You just need to ask. It has become easier for anyone to find out if an institution is in compliance with Title IX. In 1994, the U.S. Congress passed the Equity in Athletics Disclosure Act, which requires all colleges and universities to report each year on athletics participation numbers, scholarships, program budgets and expenditures, and coaching salaries by gender. Information may be obtained by contacting your institution's athletics department and requesting this information.
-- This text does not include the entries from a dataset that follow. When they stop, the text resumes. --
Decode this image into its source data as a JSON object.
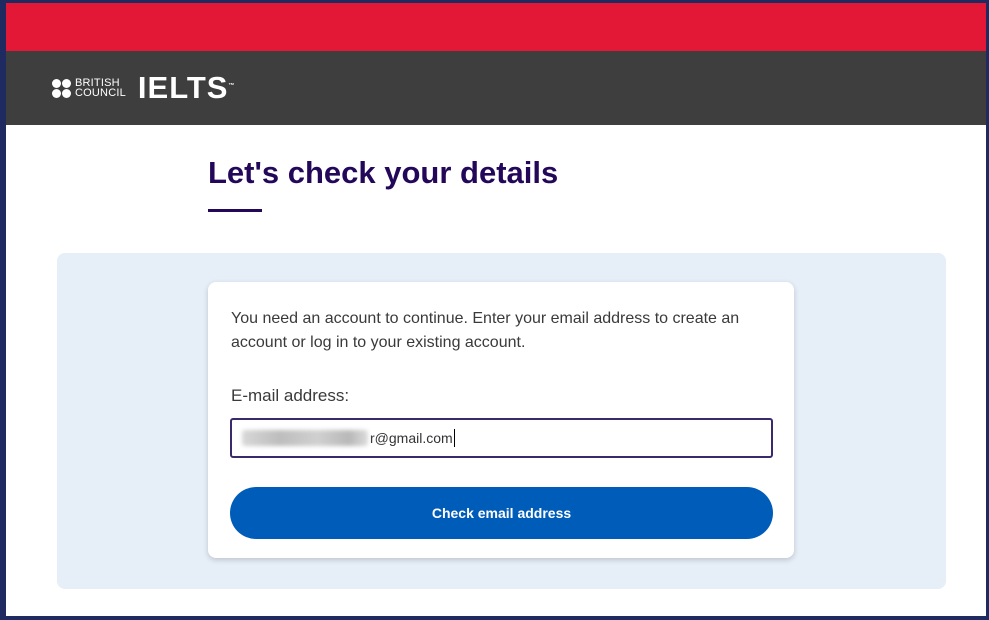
{
  "brand": {
    "council_line1": "BRITISH",
    "council_line2": "COUNCIL",
    "product": "IELTS",
    "trademark": "™"
  },
  "page": {
    "title": "Let's check your details"
  },
  "form": {
    "intro": "You need an account to continue. Enter your email address to create an account or log in to your existing account.",
    "email_label": "E-mail address:",
    "email_value_visible": "r@gmail.com",
    "submit_label": "Check email address"
  },
  "colors": {
    "top_bar": "#e31837",
    "header": "#3e3e3e",
    "title": "#23085a",
    "panel": "#e6eef8",
    "button": "#005cb9"
  }
}
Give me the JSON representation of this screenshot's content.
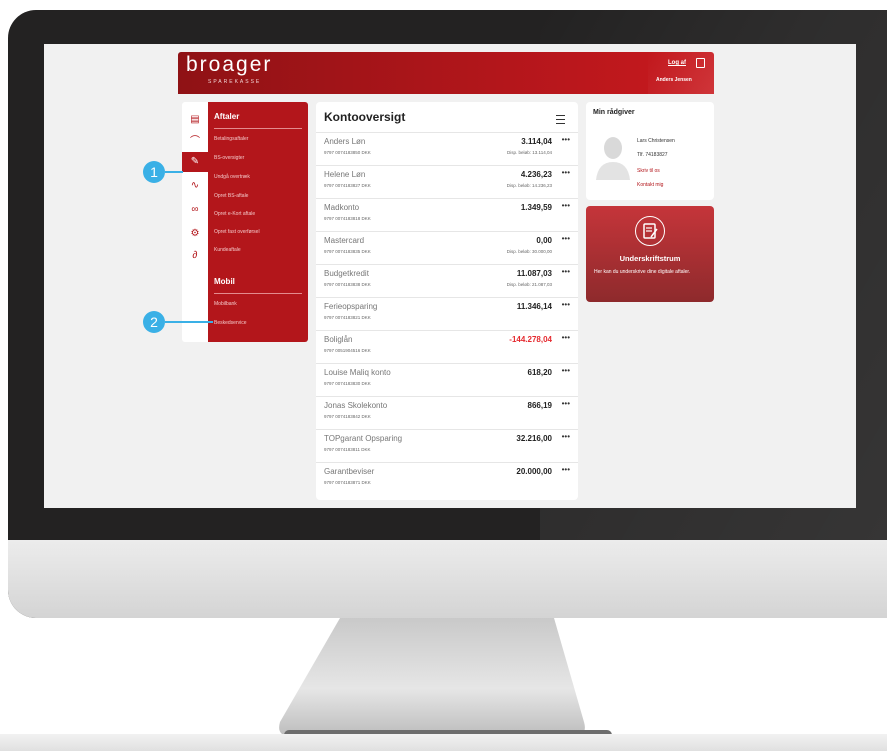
{
  "brand": {
    "name": "broager",
    "sub": "SPAREKASSE"
  },
  "header": {
    "logout": "Log af",
    "user": "Anders Jensen"
  },
  "menu": {
    "aftaler_title": "Aftaler",
    "aftaler_items": [
      "Betalingsaftaler",
      "BS-oversigter",
      "Undgå overtræk",
      "Opret BS-aftale",
      "Opret e-Kort aftale",
      "Opret fast overførsel",
      "Kundeaftale"
    ],
    "mobil_title": "Mobil",
    "mobil_items": [
      "Mobilbank",
      "Beskedservice"
    ]
  },
  "accounts": {
    "title": "Kontooversigt",
    "rows": [
      {
        "name": "Anders Løn",
        "number": "9797 0074183850 DKK",
        "amount": "3.114,04",
        "disp": "Disp. beløb: 13.114,04"
      },
      {
        "name": "Helene Løn",
        "number": "9797 0074183827 DKK",
        "amount": "4.236,23",
        "disp": "Disp. beløb: 14.236,23"
      },
      {
        "name": "Madkonto",
        "number": "9797 0074183818 DKK",
        "amount": "1.349,59",
        "disp": ""
      },
      {
        "name": "Mastercard",
        "number": "9797 0074183835 DKK",
        "amount": "0,00",
        "disp": "Disp. beløb: 30.000,00"
      },
      {
        "name": "Budgetkredit",
        "number": "9797 0074183838 DKK",
        "amount": "11.087,03",
        "disp": "Disp. beløb: 21.087,03"
      },
      {
        "name": "Ferieopsparing",
        "number": "9797 0074183821 DKK",
        "amount": "11.346,14",
        "disp": ""
      },
      {
        "name": "Boliglån",
        "number": "9797 0051904516 DKK",
        "amount": "-144.278,04",
        "disp": ""
      },
      {
        "name": "Louise Maliq konto",
        "number": "9797 0074183830 DKK",
        "amount": "618,20",
        "disp": ""
      },
      {
        "name": "Jonas Skolekonto",
        "number": "9797 0074183842 DKK",
        "amount": "866,19",
        "disp": ""
      },
      {
        "name": "TOPgarant Opsparing",
        "number": "9797 0074183811 DKK",
        "amount": "32.216,00",
        "disp": ""
      },
      {
        "name": "Garantbeviser",
        "number": "9797 0074183871 DKK",
        "amount": "20.000,00",
        "disp": ""
      }
    ]
  },
  "advisor": {
    "title": "Min rådgiver",
    "name": "Lars Christensen",
    "phone": "Tlf. 74183827",
    "write": "Skriv til os",
    "contact": "Kontakt mig"
  },
  "signing": {
    "title": "Underskriftstrum",
    "desc": "Her kan du underskrive dine digitale aftaler."
  },
  "callouts": [
    "1",
    "2"
  ],
  "colors": {
    "brand": "#b3161b",
    "callout": "#3ab0e6",
    "negative": "#e52a2f"
  }
}
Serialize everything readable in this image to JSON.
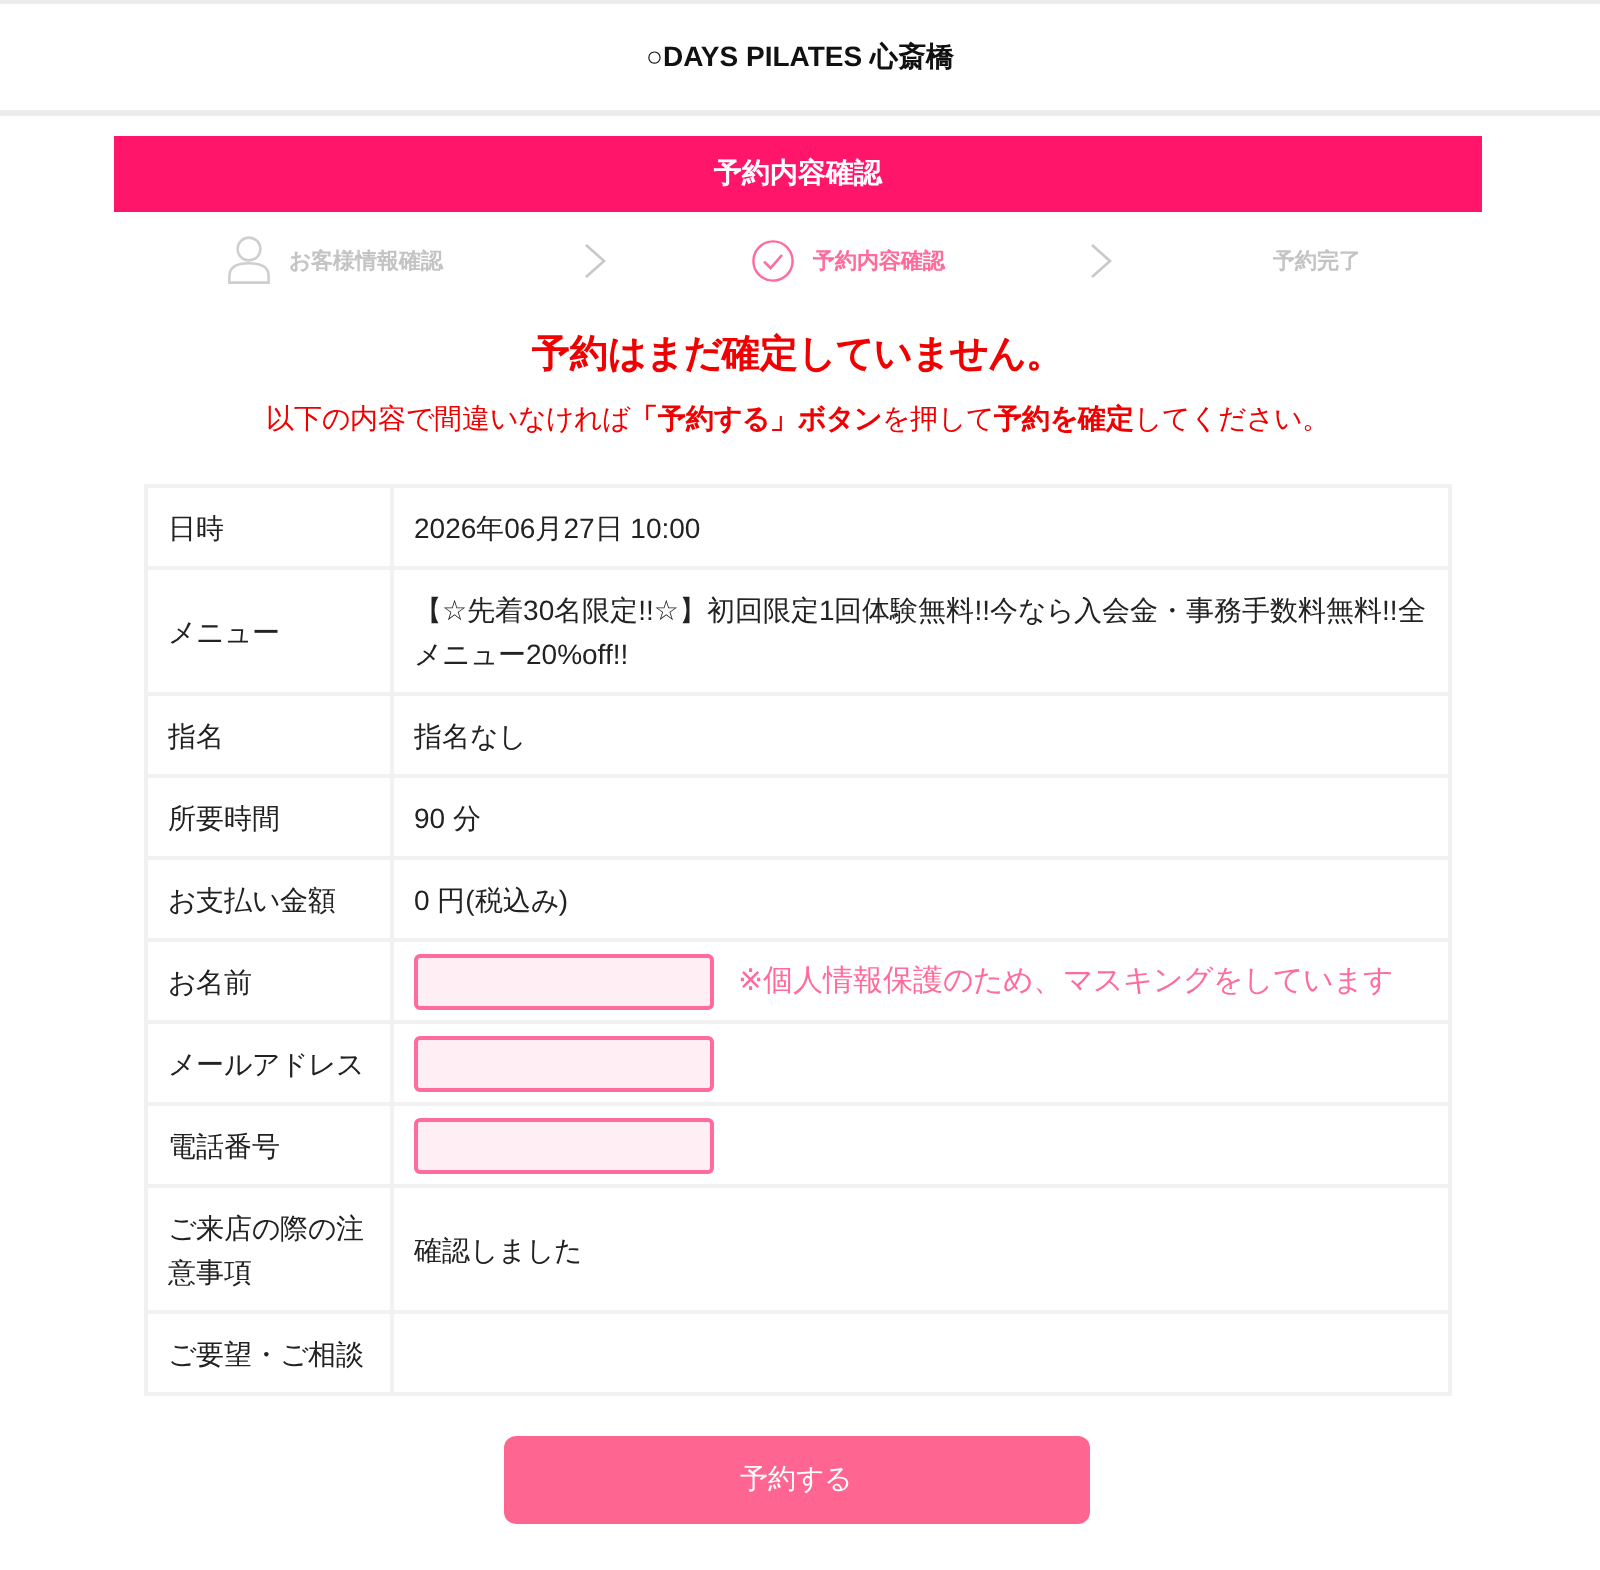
{
  "header": {
    "logo": "○DAYS PILATES 心斎橋"
  },
  "banner": {
    "title": "予約内容確認"
  },
  "steps": [
    {
      "label": "お客様情報確認",
      "kind": "profile",
      "selected": false
    },
    {
      "label": "予約内容確認",
      "kind": "check",
      "selected": true
    },
    {
      "label": "予約完了",
      "kind": "plain",
      "selected": false
    }
  ],
  "notice": {
    "title": "予約はまだ確定していません。",
    "message": "以下の内容で間違いなければ**「予約する」ボタン**を押して**予約を確定**してください。"
  },
  "table": {
    "rows": [
      {
        "kind": "text",
        "label": "日時",
        "value": "2026年06月27日 10:00"
      },
      {
        "kind": "text",
        "label": "メニュー",
        "value": "【☆先着30名限定!!☆】初回限定1回体験無料!!今なら入会金・事務手数料無料!!全メニュー20%off!!"
      },
      {
        "kind": "text",
        "label": "指名",
        "value": "指名なし"
      },
      {
        "kind": "text",
        "label": "所要時間",
        "value": "90 分"
      },
      {
        "kind": "text",
        "label": "お支払い金額",
        "value": "0 円(税込み)"
      },
      {
        "kind": "masked",
        "label": "お名前",
        "note": "※個人情報保護のため、マスキングをしています"
      },
      {
        "kind": "masked",
        "label": "メールアドレス"
      },
      {
        "kind": "masked",
        "label": "電話番号"
      },
      {
        "kind": "text",
        "label": "ご来店の際の注意事項",
        "value": "確認しました"
      },
      {
        "kind": "text",
        "label": "ご要望・ご相談"
      }
    ]
  },
  "submit_button": {
    "label": "予約する"
  }
}
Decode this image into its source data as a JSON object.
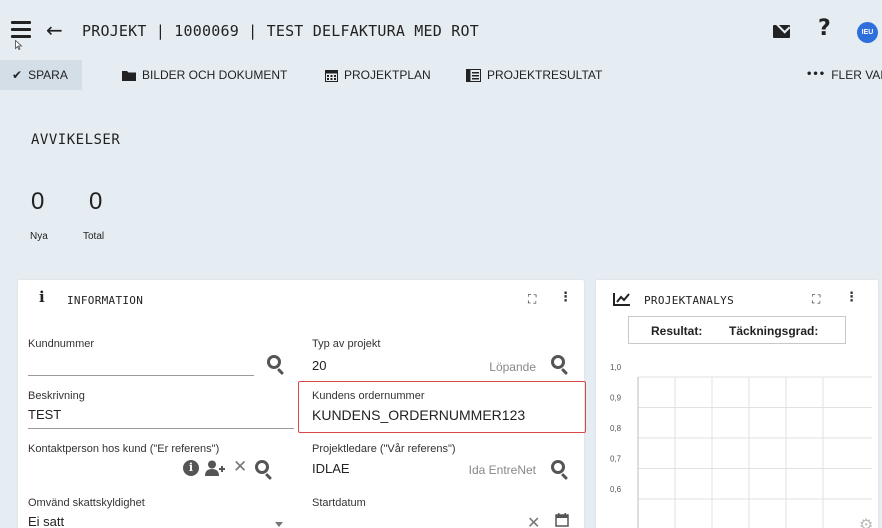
{
  "header": {
    "title": "PROJEKT | 1000069 | TEST DELFAKTURA MED ROT",
    "avatar_initials": "IEU",
    "help_symbol": "?",
    "icons": [
      "menu-icon",
      "back-arrow-icon",
      "mail-icon",
      "help-icon"
    ]
  },
  "toolbar": {
    "save": "SPARA",
    "images_docs": "BILDER OCH DOKUMENT",
    "project_plan": "PROJEKTPLAN",
    "project_result": "PROJEKTRESULTAT",
    "more": "FLER VAL"
  },
  "deviations": {
    "title": "AVVIKELSER",
    "new_count": "0",
    "new_label": "Nya",
    "total_count": "0",
    "total_label": "Total"
  },
  "info_card": {
    "title": "INFORMATION",
    "fields": {
      "customer_number": {
        "label": "Kundnummer",
        "value": ""
      },
      "project_type": {
        "label": "Typ av projekt",
        "value": "20",
        "hint": "Löpande"
      },
      "description": {
        "label": "Beskrivning",
        "value": "TEST"
      },
      "customer_order_number": {
        "label": "Kundens ordernummer",
        "value": "KUNDENS_ORDERNUMMER123"
      },
      "contact_person": {
        "label": "Kontaktperson hos kund (\"Er referens\")",
        "value": ""
      },
      "project_manager": {
        "label": "Projektledare (\"Vår referens\")",
        "value": "IDLAE",
        "hint": "Ida EntreNet"
      },
      "reverse_vat": {
        "label": "Omvänd skattskyldighet",
        "value": "Ei satt"
      },
      "start_date": {
        "label": "Startdatum",
        "value": ""
      }
    },
    "highlight_color": "#d94848"
  },
  "analysis_card": {
    "title": "PROJEKTANALYS",
    "legend": [
      "Resultat:",
      "Täckningsgrad:"
    ],
    "y_ticks": [
      "1,0",
      "0,9",
      "0,8",
      "0,7",
      "0,6"
    ]
  },
  "chart_data": {
    "type": "line",
    "title": "",
    "series": [],
    "ylim": [
      0.6,
      1.0
    ],
    "y_ticks": [
      "1,0",
      "0,9",
      "0,8",
      "0,7",
      "0,6"
    ],
    "grid": true
  },
  "colors": {
    "background": "#e6edf2",
    "card": "#ffffff",
    "accent_avatar": "#2e6fdc",
    "active_tab_bg": "#d4dee6"
  }
}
The results are identified by gender, and a reader may use this information to assist in assessing an institution's compliance with Title IX.
Student-fees- Suggest distribute back to specific sports
Do your scholarships include student-fees which are classified as financial support?
If these figures are already in your institutional support, back these figures out.
This is also an opportunity to correct a disparity and correct the misnomer that female sports don’t bring in any revenue.
Again try to stay away from not relating to a specific team.
It shows no strategy to improve the gender equity situation, and that you will remain status quo.
Other benefits: Title IX requires the equal treatment of female and male student-athletes in the provisions of:
(a) equipment and supplies;
(b) scheduling of games and practice times;
(c) travel and daily allowance/per diem;
(d) access to tutoring;
(f) locker rooms, practice and competitive facilities;
(g) medical and training facilities and services;
(h) housing and dining facilities and services;
(i) publicity and promotions;
(j) support services
(k) recruitment of student-athletes
The EADA is a document that can be used as a planning tool; see where you can generate funds not just for women but for men’s sports as well.
The EADA is a document that other organizations use to make assumptions about how colleges address gender equity on their campus. We want your report to look favorable in this light. Where there are deficiencies, a method of corrective action should be taken toward equality.
Remember the three prong test, decide which one best fits your institution show a plan to meet it.